Site information
- Type: Prisoner-of-war camp
- Controlled by: Nazi Germany

Location
- Stalag XXI-C
- Coordinates: 52°07′07″N 16°07′13″E﻿ / ﻿52.1185°N 16.1204°E

Site history
- In use: 1939–1945
- Battles/wars: World War II

Garrison information
- Occupants: Polish prisoners of war and civilians, French, British, Soviet, American, Norwegian, Dutch and Italian prisoners of war

= Stalag XXI-C =

World War II German prisoner-of-war camp

Stalag XXI-C was a German Army World War II prisoner-of-war camp located in Wolsztyn in German-occupied Poland. It held mostly Polish, French, British and Soviet POWs, but also American, Norwegian, Dutch and Italian.

It was one of four main German POW camps in the Military District XXI, alongside the Stalag XXI-A in Ostrzeszów, Stalag XXI-B in Szubin and Stalag XXI-D in Poznań.

==History==
The camp was established in September 1939, shortly after the invasion of Poland which started World War II, as a Kriegsgefangenenlager camp for Polish POWs. It was located at the former estate of the Mycielski family in the district of Komorowo. In December 1939, it was converted into a transit camp for expelled Poles from the region.

In 1940 it was converted into the Stalag XXI-C POW camp and expanded, and the Stalag XXI-C/Z subcamp was established in Grodzisk Wielkopolski. French and British POWs were brought to the camp in 1940, and Soviet POWs were brought in 1941.

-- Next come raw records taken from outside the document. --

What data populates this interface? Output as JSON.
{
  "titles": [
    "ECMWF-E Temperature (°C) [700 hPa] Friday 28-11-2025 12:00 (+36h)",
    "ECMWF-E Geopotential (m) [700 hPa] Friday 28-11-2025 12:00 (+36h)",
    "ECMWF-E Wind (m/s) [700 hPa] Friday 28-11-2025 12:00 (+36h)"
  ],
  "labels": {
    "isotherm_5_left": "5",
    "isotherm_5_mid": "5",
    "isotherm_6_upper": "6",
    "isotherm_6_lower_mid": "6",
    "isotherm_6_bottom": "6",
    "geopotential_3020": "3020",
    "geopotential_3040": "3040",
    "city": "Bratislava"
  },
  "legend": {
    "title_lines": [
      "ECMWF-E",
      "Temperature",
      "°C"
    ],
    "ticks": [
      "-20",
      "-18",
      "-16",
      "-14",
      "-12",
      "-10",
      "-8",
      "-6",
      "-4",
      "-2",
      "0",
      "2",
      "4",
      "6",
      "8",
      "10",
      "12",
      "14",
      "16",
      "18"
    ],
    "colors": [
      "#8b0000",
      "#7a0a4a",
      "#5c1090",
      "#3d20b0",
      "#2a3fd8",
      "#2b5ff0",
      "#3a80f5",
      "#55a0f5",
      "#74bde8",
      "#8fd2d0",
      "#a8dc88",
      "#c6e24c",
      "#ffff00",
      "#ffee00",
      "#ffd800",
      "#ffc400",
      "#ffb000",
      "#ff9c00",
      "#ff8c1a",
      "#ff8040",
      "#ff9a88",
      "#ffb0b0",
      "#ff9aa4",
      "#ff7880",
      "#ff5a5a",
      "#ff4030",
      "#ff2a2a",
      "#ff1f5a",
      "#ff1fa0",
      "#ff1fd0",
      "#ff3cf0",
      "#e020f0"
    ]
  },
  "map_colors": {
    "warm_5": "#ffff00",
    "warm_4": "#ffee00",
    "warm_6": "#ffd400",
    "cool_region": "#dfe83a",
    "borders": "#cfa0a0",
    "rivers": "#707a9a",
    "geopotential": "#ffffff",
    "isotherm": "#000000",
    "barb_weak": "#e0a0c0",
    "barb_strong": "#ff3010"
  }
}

In June 1941, the Stalag XXI-C/Z subcamp in Grodzisk Wielkopolski was converted into the separate Stalag XXI-E camp for British, Polish and Serbian POWs.

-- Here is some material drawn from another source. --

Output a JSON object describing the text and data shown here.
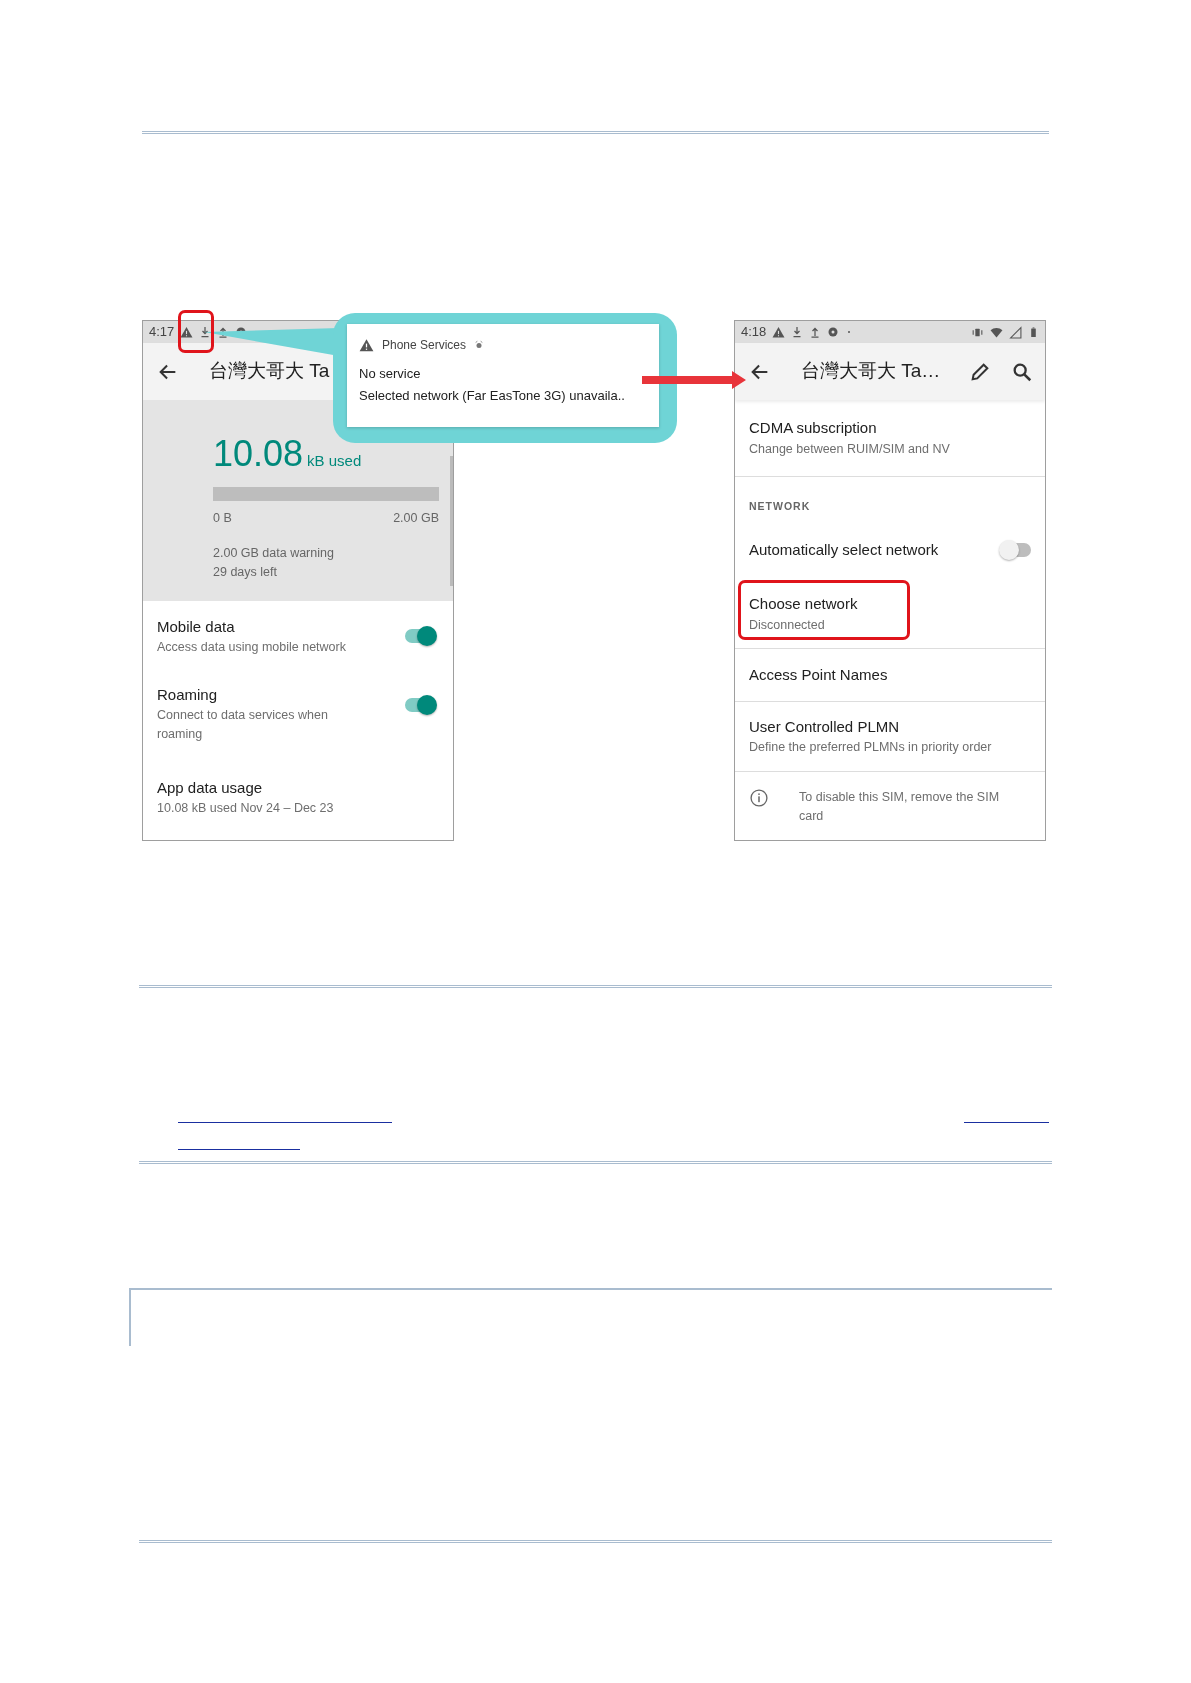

In 1943, Stalag XXI-C still housed Soviet POWs as well as British, French, American, Norwegian and Dutch soldiers treated in the POW hospital. The medical staff of the hospital consisted of Polish POWs and some other POWs. In September 1943, Italians were brought to the camp, and in 1944, Polish soldiers and American airmen, who helped the Polish Warsaw Uprising also arrived.

==Dissolution==
In January 1945, the healthy POWs were transported west to the Stalag III-A POW camp. Polish medics and some 500 sick soldiers remained. On 26 January 1945, the Soviets captured the town and liberated the camp.

After the war, the former POW camp served as a temporary shelter for Poles displaced from former eastern Poland annexed by the Soviet Union.